In liver fibrosis studies, increased FoxO1 expression and activation were observed in carbon tetrachloride (CCL4)-induced fibrosis. Hepatic FoxO1 deletion in F1KO mice largely attenuated CCL4-induced liver injury, fibrosis, inflammation, and decreased TGF-β1 levels compared to control mice [3].

In age-related osteoporosis, FOXO1 signaling, which is downregulated in aging macrophages, plays a key role. Blocking FOXO1 signaling aggravates bone loss and macrophage senescence, while lipoteichoic acid treatment elevates FOXO1 signaling via the β-catenin pathway [2].

In the intestine, FOXO1 deficiency in ILC3s drives hyperactivation and gut inflammation. FOXO1 promotes the transcription of neuropeptide receptor VIPR2 and inhibits ADRA2A, balancing ILC3s activation [8].
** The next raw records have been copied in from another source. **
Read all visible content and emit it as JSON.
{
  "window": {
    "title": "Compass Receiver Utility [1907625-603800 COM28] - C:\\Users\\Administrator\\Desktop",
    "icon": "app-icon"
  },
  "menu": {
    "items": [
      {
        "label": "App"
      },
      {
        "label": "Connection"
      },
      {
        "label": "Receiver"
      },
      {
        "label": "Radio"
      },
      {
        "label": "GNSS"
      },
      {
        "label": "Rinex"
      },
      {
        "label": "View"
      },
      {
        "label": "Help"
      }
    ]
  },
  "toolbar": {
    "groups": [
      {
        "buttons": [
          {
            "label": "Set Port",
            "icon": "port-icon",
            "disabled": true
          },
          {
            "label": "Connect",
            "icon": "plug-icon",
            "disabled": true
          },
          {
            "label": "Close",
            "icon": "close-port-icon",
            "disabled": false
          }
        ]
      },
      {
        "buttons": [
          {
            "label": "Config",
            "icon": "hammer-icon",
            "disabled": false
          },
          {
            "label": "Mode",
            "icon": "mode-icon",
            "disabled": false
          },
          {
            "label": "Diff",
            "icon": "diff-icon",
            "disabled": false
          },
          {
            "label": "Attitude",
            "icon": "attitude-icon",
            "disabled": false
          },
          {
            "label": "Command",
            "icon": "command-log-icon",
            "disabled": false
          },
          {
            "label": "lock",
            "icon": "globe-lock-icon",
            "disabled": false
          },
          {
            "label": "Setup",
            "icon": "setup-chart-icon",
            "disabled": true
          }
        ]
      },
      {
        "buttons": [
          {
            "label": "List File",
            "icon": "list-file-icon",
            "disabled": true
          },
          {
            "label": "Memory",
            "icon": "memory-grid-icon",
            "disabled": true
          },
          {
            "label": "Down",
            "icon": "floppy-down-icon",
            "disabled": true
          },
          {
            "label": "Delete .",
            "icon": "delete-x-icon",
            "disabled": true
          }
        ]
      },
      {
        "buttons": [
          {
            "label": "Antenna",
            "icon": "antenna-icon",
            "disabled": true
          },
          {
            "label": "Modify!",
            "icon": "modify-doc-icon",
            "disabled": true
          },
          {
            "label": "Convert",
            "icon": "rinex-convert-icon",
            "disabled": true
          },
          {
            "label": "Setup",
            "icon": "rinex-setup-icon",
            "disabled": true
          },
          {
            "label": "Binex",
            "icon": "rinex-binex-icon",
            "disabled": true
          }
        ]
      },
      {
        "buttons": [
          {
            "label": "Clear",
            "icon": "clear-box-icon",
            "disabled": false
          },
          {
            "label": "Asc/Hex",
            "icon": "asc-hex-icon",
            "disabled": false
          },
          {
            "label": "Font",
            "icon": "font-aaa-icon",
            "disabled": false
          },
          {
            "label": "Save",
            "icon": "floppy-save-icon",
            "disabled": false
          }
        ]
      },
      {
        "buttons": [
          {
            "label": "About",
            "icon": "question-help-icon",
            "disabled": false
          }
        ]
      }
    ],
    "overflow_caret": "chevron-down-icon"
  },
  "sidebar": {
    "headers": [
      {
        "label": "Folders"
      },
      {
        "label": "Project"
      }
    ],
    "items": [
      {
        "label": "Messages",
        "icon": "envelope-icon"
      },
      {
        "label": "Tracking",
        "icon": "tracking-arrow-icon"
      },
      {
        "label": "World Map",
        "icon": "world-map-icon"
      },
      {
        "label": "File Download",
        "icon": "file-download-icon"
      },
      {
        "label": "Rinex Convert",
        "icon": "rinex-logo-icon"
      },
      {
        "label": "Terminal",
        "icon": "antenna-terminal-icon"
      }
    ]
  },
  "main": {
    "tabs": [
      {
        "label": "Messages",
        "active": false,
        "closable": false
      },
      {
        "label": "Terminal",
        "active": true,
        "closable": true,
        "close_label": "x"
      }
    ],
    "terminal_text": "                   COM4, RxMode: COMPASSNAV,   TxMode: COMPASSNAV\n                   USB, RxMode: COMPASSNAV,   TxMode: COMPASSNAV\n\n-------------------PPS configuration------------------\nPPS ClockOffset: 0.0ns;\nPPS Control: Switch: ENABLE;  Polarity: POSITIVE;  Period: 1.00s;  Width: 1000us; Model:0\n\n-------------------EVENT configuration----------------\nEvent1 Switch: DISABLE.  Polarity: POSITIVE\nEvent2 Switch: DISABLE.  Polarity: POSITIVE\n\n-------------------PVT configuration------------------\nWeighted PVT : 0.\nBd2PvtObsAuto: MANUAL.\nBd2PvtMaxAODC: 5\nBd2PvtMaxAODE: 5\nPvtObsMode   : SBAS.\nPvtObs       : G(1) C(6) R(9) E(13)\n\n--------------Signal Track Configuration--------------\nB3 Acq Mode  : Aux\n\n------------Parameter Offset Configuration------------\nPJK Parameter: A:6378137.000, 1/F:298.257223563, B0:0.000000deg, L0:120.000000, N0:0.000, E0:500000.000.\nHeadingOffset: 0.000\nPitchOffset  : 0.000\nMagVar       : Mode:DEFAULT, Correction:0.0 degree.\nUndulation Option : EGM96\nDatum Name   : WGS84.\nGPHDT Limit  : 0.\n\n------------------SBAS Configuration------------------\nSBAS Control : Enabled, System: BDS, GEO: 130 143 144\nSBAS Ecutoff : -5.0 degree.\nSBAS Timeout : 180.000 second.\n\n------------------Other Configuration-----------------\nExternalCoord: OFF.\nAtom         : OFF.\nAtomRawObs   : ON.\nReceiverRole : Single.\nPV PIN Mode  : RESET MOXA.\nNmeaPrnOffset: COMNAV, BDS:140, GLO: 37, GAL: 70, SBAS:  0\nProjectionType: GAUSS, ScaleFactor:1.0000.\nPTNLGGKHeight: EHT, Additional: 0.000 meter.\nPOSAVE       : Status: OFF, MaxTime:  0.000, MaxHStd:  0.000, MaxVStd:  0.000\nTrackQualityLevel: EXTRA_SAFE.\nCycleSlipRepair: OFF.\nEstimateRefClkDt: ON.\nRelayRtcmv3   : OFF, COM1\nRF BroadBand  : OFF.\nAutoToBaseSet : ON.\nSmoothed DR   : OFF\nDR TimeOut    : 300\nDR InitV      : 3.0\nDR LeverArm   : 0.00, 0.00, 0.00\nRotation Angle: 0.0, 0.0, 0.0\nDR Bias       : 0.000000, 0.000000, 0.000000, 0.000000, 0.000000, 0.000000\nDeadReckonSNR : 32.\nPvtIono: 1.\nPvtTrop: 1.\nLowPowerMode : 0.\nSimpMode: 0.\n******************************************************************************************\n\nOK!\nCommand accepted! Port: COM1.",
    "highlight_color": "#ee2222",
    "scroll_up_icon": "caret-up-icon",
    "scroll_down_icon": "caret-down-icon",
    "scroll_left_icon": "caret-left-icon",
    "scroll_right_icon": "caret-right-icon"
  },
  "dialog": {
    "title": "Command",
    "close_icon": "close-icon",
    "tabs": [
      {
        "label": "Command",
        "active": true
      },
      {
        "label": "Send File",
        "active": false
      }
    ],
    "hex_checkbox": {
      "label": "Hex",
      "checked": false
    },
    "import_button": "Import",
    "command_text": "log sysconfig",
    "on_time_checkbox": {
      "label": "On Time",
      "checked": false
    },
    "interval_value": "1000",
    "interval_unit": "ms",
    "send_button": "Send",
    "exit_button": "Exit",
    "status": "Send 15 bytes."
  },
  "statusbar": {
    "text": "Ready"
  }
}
In conclusion, FoxO1 is essential for maintaining physiological functions in multiple tissues. Model-based research, especially KO/CKO mouse models, has revealed its significant roles in endometrial remodeling, liver fibrosis, osteoporosis, and intestinal homeostasis. Understanding FoxO1 functions provides potential therapeutic targets for related diseases such as endometrial neoplasia, liver fibrosis, and age-related osteoporosis [1,2,3,8].